Thursday, December 8, 2016

Foundation to Pool $1 Billion to Help a Group of Handpicked Poverty Charities

Nancy Roob, Chief Executive of the Edna McConnell Clark Foundation, a Social-Services Grant maker with $1 billion in assets since 2005, recently launched Blue Meridian Partners with the goal of changing the life trajectories of U.S. Children in Poverty. Following a strategy she pioneered, the new grant-making collaborative aims to pool $1 billion from business Leaders and focus on just a few Charities in order to make a big impact nationwide. Outside of Warren Buffet’s $30 billion gift to the Gates Foundation, this would be the biggest private investment yet in the social-services sector.

Edna McConnell Clark was the daughter of Avon Products founder David McConnell.

Roob started Blue Meridian Partners in order to solve problems on a large scale, significantly larger amounts of capital need to come together to help leaders be more effective in their strategy. The New York City donors are several general partners based in New York or have strong interests here: our Board Chair, Stanley Druckenmiller; Barbara Picower and the JPB Foundation; and Arthur, Becky and Laura Samberg of the Samberg Family Foundation. They all met by investing collaboratively in Harlem Children’s Zone and backing the work of Founder Geoff Canada and raised $750 million so far.

They are looking for Nonprofits that are making a difference for the most disadvantaged children in poverty, those who are in and out of the welfare system, most likely to not complete school, end up pregnant too early, and are in and out of prison. Every year, about 23,000 people age out of the foster system and have very poor life prospects. One in four becomes homeless. There’s an incredible urgency to address some of these systemic issues in poverty that are hurting the next generation of young people.

They have made planning investments of $1 million to $8 million in five Nonprofits. Two are active in New York: the Colorado-based Nurse-Family Partnership, which matches visiting nurses with at-risk new mothers, is sponsored by the City’s Health Department and serves all five boroughs; and D.C.-based HealthySteps, which provides low-income families with an adviser for their children’s medical care. It currently operates 20 sites out of Montefiore Medical Center. They are helping the five organizations put together major growth plans. Then they will make long-term investments of $100 million to $200 million to help them expand nationwide.

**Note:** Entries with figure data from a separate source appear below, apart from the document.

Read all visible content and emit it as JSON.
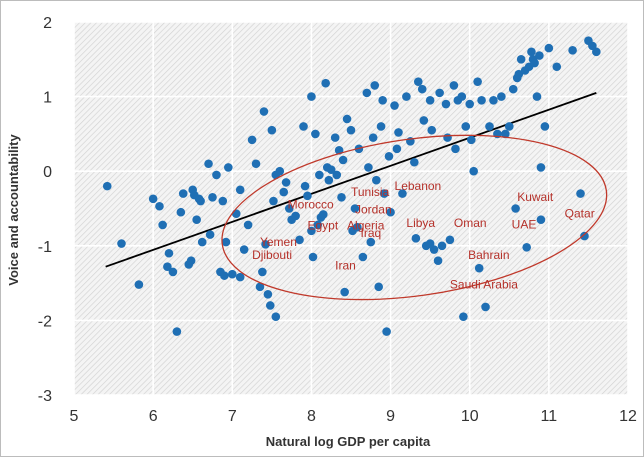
{
  "chart_data": {
    "type": "scatter",
    "xlabel": "Natural log GDP per capita",
    "ylabel": "Voice and accountability",
    "xlim": [
      5,
      12
    ],
    "ylim": [
      -3,
      2
    ],
    "x_ticks": [
      "5",
      "6",
      "7",
      "8",
      "9",
      "10",
      "11",
      "12"
    ],
    "y_ticks": [
      "2",
      "1",
      "0",
      "-1",
      "-2",
      "-3"
    ],
    "grid": true,
    "legend": "none",
    "colors": {
      "points": "#1f6fb4",
      "trend": "#000000",
      "highlight": "#c0392b",
      "labels": "#b5312a",
      "plot_background": "#ededed",
      "grid": "#ffffff"
    },
    "trend_line": {
      "x": [
        5.4,
        11.6
      ],
      "y": [
        -1.28,
        1.05
      ]
    },
    "highlight_ellipse": {
      "center": [
        9.3,
        -0.62
      ],
      "radius_x": 2.45,
      "radius_y": 1.05,
      "angle_deg": -8
    },
    "labels": [
      {
        "text": "Lebanon",
        "x": 9.05,
        "y": -0.25
      },
      {
        "text": "Tunisia",
        "x": 8.5,
        "y": -0.33
      },
      {
        "text": "Morocco",
        "x": 7.7,
        "y": -0.5
      },
      {
        "text": "Jordan",
        "x": 8.55,
        "y": -0.57
      },
      {
        "text": "Egypt",
        "x": 7.95,
        "y": -0.78
      },
      {
        "text": "Algeria",
        "x": 8.45,
        "y": -0.78
      },
      {
        "text": "Iraq",
        "x": 8.62,
        "y": -0.88
      },
      {
        "text": "Libya",
        "x": 9.2,
        "y": -0.75
      },
      {
        "text": "Oman",
        "x": 9.8,
        "y": -0.75
      },
      {
        "text": "Kuwait",
        "x": 10.6,
        "y": -0.4
      },
      {
        "text": "UAE",
        "x": 10.53,
        "y": -0.77
      },
      {
        "text": "Qatar",
        "x": 11.2,
        "y": -0.62
      },
      {
        "text": "Yemen",
        "x": 7.35,
        "y": -1.0
      },
      {
        "text": "Djibouti",
        "x": 7.25,
        "y": -1.18
      },
      {
        "text": "Iran",
        "x": 8.3,
        "y": -1.32
      },
      {
        "text": "Bahrain",
        "x": 9.98,
        "y": -1.18
      },
      {
        "text": "Saudi Arabia",
        "x": 9.75,
        "y": -1.57
      }
    ],
    "points": [
      [
        5.42,
        -0.2
      ],
      [
        5.6,
        -0.97
      ],
      [
        5.82,
        -1.52
      ],
      [
        6.0,
        -0.37
      ],
      [
        6.08,
        -0.47
      ],
      [
        6.12,
        -0.72
      ],
      [
        6.2,
        -1.1
      ],
      [
        6.18,
        -1.28
      ],
      [
        6.25,
        -1.35
      ],
      [
        6.3,
        -2.15
      ],
      [
        6.35,
        -0.55
      ],
      [
        6.38,
        -0.3
      ],
      [
        6.45,
        -1.25
      ],
      [
        6.48,
        -1.2
      ],
      [
        6.5,
        -0.25
      ],
      [
        6.52,
        -0.32
      ],
      [
        6.55,
        -0.65
      ],
      [
        6.58,
        -0.37
      ],
      [
        6.6,
        -0.4
      ],
      [
        6.62,
        -0.95
      ],
      [
        6.7,
        0.1
      ],
      [
        6.72,
        -0.85
      ],
      [
        6.75,
        -0.35
      ],
      [
        6.8,
        -0.05
      ],
      [
        6.85,
        -1.35
      ],
      [
        6.88,
        -0.4
      ],
      [
        6.9,
        -1.4
      ],
      [
        6.92,
        -0.95
      ],
      [
        6.95,
        0.05
      ],
      [
        7.0,
        -1.38
      ],
      [
        7.05,
        -0.57
      ],
      [
        7.1,
        -0.25
      ],
      [
        7.15,
        -1.05
      ],
      [
        7.2,
        -0.72
      ],
      [
        7.25,
        0.42
      ],
      [
        7.3,
        0.1
      ],
      [
        7.35,
        -1.55
      ],
      [
        7.38,
        -1.35
      ],
      [
        7.4,
        0.8
      ],
      [
        7.42,
        -0.98
      ],
      [
        7.45,
        -1.65
      ],
      [
        7.48,
        -1.8
      ],
      [
        7.5,
        0.55
      ],
      [
        7.52,
        -0.4
      ],
      [
        7.55,
        -1.95
      ],
      [
        7.55,
        -0.05
      ],
      [
        7.6,
        0.0
      ],
      [
        7.65,
        -0.28
      ],
      [
        7.68,
        -0.15
      ],
      [
        7.72,
        -0.5
      ],
      [
        7.75,
        -0.65
      ],
      [
        7.8,
        -0.6
      ],
      [
        7.85,
        -0.92
      ],
      [
        7.9,
        0.6
      ],
      [
        7.92,
        -0.2
      ],
      [
        7.95,
        -0.33
      ],
      [
        8.0,
        1.0
      ],
      [
        8.02,
        -1.15
      ],
      [
        8.05,
        0.5
      ],
      [
        8.08,
        -0.72
      ],
      [
        8.1,
        -0.05
      ],
      [
        8.12,
        -0.62
      ],
      [
        8.15,
        -0.58
      ],
      [
        8.18,
        1.18
      ],
      [
        8.2,
        0.05
      ],
      [
        8.22,
        -0.12
      ],
      [
        8.25,
        0.02
      ],
      [
        8.3,
        0.45
      ],
      [
        8.32,
        -0.05
      ],
      [
        8.35,
        0.28
      ],
      [
        8.38,
        -0.35
      ],
      [
        8.4,
        0.15
      ],
      [
        8.42,
        -1.62
      ],
      [
        8.45,
        0.7
      ],
      [
        8.5,
        0.55
      ],
      [
        8.52,
        -0.8
      ],
      [
        8.55,
        -0.5
      ],
      [
        8.58,
        -0.75
      ],
      [
        8.6,
        0.3
      ],
      [
        8.65,
        -1.15
      ],
      [
        8.7,
        1.05
      ],
      [
        8.72,
        0.05
      ],
      [
        8.75,
        -0.95
      ],
      [
        8.78,
        0.45
      ],
      [
        8.8,
        1.15
      ],
      [
        8.82,
        -0.12
      ],
      [
        8.85,
        -1.55
      ],
      [
        8.88,
        0.6
      ],
      [
        8.9,
        0.95
      ],
      [
        8.92,
        -0.3
      ],
      [
        8.95,
        -2.15
      ],
      [
        8.98,
        0.2
      ],
      [
        9.0,
        -0.55
      ],
      [
        9.05,
        0.88
      ],
      [
        9.08,
        0.3
      ],
      [
        9.1,
        0.52
      ],
      [
        9.15,
        -0.3
      ],
      [
        9.2,
        1.0
      ],
      [
        9.25,
        0.4
      ],
      [
        9.3,
        0.12
      ],
      [
        9.32,
        -0.9
      ],
      [
        9.35,
        1.2
      ],
      [
        9.4,
        1.1
      ],
      [
        9.42,
        0.68
      ],
      [
        9.45,
        -1.0
      ],
      [
        9.5,
        0.95
      ],
      [
        9.52,
        0.55
      ],
      [
        9.55,
        -1.05
      ],
      [
        9.6,
        -1.2
      ],
      [
        9.62,
        1.05
      ],
      [
        9.65,
        -1.0
      ],
      [
        9.7,
        0.9
      ],
      [
        9.72,
        0.45
      ],
      [
        9.75,
        -0.92
      ],
      [
        9.8,
        1.15
      ],
      [
        9.82,
        0.3
      ],
      [
        9.85,
        0.95
      ],
      [
        9.9,
        1.0
      ],
      [
        9.92,
        -1.95
      ],
      [
        9.95,
        0.6
      ],
      [
        10.0,
        0.9
      ],
      [
        10.02,
        0.42
      ],
      [
        10.05,
        0.0
      ],
      [
        10.1,
        1.2
      ],
      [
        10.12,
        -1.3
      ],
      [
        10.15,
        0.95
      ],
      [
        10.2,
        -1.82
      ],
      [
        10.25,
        0.6
      ],
      [
        10.3,
        0.95
      ],
      [
        10.35,
        0.5
      ],
      [
        10.4,
        1.0
      ],
      [
        10.45,
        0.5
      ],
      [
        10.5,
        0.6
      ],
      [
        10.55,
        1.1
      ],
      [
        10.58,
        -0.5
      ],
      [
        10.6,
        1.25
      ],
      [
        10.62,
        1.3
      ],
      [
        10.65,
        1.5
      ],
      [
        10.7,
        1.35
      ],
      [
        10.72,
        -1.02
      ],
      [
        10.75,
        1.4
      ],
      [
        10.78,
        1.6
      ],
      [
        10.8,
        1.5
      ],
      [
        10.82,
        1.45
      ],
      [
        10.85,
        1.0
      ],
      [
        10.88,
        1.55
      ],
      [
        10.9,
        0.05
      ],
      [
        10.95,
        0.6
      ],
      [
        11.0,
        1.65
      ],
      [
        11.1,
        1.4
      ],
      [
        11.3,
        1.62
      ],
      [
        11.4,
        -0.3
      ],
      [
        11.45,
        -0.87
      ],
      [
        11.5,
        1.75
      ],
      [
        11.6,
        1.6
      ],
      [
        11.55,
        1.68
      ],
      [
        10.9,
        -0.65
      ],
      [
        9.5,
        -0.97
      ],
      [
        8.0,
        -0.8
      ],
      [
        7.1,
        -1.42
      ]
    ]
  }
}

They believe all their grantees will impact New York, either directly by expanding into the City, or indirectly by sharing best practices. In fact, one of New York’s most promising successes, the Harlem Children’s Zone, serves as a role model for many Blue Meridian General Partners. Geoff demonstrated how it’s possible to alter the prospects of an entire community of kids by bringing a diverse group of philanthropists together behind a common vision and a single business plan.

How will the Trump Election impact the social-services sector? Many of their grantees are highly dependent on Government, not just funding, but Policy Making. The biggest challenge is the uncertainty about what to expect.